🤖 AI Summary
This study addresses how collaborative learning enhances artificial intelligence (AI) literacy. Method: We systematically review nine empirical studies published between 2015 and 2023, applying the ICAP framework—categorizing learning activities as Interactive, Constructive, Active, or Passive—to theoretically integrate findings across diverse educational contexts, including K–12, higher education, and teacher professional development, as well as emerging forms such as teacher collaboration, family involvement, and AI-agent–mediated learning.

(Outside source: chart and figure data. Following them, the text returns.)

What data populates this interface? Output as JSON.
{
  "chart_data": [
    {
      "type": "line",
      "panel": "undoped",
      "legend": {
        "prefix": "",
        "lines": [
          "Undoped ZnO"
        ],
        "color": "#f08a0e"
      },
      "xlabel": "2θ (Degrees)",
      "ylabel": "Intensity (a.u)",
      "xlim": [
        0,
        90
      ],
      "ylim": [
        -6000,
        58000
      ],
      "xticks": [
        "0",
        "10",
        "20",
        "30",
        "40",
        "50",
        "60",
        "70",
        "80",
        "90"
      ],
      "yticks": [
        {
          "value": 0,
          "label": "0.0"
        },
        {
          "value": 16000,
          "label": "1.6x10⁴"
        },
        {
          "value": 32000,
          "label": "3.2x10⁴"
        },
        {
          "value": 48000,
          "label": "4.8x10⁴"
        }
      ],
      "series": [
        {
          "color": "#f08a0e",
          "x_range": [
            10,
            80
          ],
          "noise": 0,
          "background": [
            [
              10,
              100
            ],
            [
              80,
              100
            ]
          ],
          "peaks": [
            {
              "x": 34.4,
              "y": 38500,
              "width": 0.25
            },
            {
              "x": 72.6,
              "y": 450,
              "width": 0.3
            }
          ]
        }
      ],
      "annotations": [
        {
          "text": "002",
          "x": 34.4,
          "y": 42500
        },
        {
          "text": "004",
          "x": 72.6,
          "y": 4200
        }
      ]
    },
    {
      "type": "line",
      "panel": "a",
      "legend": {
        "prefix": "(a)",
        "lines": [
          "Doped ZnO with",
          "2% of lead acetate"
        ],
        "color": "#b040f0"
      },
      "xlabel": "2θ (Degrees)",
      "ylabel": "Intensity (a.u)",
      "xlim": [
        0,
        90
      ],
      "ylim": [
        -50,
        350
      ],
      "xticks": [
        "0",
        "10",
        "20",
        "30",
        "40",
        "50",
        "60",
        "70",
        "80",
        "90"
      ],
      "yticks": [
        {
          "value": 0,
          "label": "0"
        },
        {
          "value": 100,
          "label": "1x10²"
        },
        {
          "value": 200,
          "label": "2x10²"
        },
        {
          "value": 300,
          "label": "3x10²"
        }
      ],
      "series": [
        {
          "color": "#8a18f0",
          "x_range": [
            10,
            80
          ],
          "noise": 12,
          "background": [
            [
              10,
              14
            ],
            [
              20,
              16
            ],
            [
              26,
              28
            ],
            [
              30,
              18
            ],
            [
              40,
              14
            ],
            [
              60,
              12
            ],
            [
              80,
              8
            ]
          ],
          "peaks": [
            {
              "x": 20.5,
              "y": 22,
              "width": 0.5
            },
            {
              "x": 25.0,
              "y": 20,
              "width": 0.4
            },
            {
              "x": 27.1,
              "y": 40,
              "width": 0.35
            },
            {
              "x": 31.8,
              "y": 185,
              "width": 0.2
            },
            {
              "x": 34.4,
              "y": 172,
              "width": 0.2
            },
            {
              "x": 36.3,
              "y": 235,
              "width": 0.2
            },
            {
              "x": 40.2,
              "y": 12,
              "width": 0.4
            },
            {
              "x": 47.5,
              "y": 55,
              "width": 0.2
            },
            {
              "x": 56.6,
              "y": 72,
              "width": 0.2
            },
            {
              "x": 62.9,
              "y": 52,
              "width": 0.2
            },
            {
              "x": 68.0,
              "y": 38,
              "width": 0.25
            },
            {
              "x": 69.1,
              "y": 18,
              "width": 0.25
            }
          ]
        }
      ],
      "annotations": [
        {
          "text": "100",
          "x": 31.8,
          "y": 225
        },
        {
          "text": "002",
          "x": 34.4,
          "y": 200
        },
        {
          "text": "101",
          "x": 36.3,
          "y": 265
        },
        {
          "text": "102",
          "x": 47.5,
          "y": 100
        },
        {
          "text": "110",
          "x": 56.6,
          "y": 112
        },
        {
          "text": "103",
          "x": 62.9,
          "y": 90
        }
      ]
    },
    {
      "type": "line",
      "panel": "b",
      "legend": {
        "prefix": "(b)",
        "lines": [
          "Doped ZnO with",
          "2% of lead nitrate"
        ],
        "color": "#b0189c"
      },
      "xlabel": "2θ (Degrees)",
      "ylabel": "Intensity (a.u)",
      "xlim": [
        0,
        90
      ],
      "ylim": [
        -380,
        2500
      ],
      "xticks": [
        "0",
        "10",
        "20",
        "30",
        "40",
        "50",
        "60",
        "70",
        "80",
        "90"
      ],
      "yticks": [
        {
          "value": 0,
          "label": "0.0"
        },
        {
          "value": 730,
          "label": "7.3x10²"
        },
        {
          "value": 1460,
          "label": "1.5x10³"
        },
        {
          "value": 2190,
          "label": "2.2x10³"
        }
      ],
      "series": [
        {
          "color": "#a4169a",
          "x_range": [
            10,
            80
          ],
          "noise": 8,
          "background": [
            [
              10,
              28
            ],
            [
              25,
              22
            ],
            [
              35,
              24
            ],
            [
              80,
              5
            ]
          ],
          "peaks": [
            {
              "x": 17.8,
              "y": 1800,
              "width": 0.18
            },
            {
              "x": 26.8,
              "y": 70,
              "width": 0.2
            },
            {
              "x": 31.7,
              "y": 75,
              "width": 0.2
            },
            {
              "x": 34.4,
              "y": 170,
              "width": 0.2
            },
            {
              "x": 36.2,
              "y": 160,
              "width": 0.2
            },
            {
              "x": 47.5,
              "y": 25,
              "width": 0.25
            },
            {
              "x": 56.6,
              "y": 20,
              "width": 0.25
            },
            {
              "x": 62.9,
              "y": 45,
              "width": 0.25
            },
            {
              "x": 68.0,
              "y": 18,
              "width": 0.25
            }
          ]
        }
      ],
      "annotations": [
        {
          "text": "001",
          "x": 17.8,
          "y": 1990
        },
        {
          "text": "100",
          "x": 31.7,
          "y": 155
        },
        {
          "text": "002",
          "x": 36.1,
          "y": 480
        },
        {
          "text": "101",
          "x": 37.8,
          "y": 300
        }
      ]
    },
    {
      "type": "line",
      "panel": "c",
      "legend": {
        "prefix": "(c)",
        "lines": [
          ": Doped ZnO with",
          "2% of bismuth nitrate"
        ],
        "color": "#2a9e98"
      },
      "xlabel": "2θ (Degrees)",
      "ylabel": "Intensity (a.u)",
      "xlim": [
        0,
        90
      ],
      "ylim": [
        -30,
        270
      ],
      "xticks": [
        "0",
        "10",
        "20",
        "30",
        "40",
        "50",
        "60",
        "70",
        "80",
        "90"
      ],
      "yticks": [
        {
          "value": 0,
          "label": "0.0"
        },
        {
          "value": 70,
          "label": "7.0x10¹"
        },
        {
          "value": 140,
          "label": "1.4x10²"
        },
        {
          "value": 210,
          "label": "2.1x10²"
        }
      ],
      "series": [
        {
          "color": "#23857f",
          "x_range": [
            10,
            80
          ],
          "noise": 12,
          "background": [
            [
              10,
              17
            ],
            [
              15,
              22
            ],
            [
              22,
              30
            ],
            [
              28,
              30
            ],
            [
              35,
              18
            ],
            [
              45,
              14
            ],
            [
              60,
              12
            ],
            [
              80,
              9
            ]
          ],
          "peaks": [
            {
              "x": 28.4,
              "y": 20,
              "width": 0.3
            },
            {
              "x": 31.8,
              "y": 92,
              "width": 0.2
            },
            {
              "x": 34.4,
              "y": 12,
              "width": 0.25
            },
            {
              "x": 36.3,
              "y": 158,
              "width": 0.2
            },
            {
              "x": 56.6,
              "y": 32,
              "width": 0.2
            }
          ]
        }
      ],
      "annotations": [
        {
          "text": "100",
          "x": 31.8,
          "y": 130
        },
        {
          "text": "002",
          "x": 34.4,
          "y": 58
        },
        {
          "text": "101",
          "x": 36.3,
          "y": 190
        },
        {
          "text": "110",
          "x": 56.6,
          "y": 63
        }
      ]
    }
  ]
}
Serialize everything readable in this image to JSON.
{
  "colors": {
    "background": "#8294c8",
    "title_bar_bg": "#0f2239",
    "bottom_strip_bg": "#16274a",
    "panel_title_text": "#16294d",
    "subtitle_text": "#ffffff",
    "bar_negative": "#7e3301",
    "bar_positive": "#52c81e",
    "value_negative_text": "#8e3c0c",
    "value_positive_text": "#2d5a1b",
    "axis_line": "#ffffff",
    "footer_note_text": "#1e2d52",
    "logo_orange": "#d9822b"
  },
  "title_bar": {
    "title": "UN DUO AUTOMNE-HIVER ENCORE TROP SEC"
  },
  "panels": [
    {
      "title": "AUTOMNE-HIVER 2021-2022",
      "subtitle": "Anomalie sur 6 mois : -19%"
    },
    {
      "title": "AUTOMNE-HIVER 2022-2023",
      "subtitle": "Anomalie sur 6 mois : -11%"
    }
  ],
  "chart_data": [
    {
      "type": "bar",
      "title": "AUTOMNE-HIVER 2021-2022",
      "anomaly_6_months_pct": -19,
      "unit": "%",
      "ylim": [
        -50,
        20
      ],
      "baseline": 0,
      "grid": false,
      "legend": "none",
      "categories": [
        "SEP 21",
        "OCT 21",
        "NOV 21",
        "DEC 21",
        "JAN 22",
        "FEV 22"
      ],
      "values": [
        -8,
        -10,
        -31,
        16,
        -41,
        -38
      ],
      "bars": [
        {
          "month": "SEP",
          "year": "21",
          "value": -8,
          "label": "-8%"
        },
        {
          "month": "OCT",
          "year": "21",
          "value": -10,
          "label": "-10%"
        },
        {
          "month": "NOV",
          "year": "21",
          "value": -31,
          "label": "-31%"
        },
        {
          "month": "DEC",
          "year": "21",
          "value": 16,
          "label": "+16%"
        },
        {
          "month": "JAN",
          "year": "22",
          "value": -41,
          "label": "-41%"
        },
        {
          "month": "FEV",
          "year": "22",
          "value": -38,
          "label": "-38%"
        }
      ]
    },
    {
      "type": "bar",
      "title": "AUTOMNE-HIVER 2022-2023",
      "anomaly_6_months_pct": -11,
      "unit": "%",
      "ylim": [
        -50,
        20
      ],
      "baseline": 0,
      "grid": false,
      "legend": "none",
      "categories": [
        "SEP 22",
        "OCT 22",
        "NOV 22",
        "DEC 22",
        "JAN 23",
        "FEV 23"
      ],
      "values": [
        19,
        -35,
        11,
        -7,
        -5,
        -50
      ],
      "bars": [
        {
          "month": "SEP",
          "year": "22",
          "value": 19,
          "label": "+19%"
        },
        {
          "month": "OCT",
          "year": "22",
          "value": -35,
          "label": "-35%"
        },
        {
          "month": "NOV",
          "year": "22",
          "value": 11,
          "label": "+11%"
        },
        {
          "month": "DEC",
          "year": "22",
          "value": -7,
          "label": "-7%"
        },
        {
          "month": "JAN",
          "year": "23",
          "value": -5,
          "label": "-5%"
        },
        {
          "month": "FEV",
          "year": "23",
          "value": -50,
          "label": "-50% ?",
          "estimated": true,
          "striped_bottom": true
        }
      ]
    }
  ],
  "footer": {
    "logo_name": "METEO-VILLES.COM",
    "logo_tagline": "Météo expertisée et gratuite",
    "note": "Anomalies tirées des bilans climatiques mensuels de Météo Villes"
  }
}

Results: All ICAP modes significantly improve learners’ AI knowledge comprehension, critical thinking, and practical application skills, with Interactive and Constructive modes yielding strongest effects; benefits demonstrate cross-population robustness. This work not only empirically validates the general efficacy of collaborative learning for AI literacy development but also introduces the first ICAP-based theoretical model specifically designed for AI literacy, offering evidence-informed guidance for pedagogical design and educational policy.
📝 Abstract
Improving artificial intelligence (AI) literacy has become an important consideration for academia and industry with the widespread adoption of AI technologies. Collaborative learning (CL) approaches have proven effective for information literacy, and in this study, we investigate the effectiveness of CL in improving AI knowledge and skills. We systematically collected data to create a corpus of nine studies from 2015-2023. We used the Interactive-Constructive-Active-Passive (ICAP) framework to theoretically analyze the CL outcomes for AI literacy reported in each. Findings suggest that CL effectively increases AI literacy across a range of activities, settings, and groups of learners. While most studies occurred in classroom settings, some aimed to broaden participation by involving educators and families or using AI agents to support teamwork. Additionally, we found that instructional activities included all the ICAP modes. We draw implications for future research and teaching.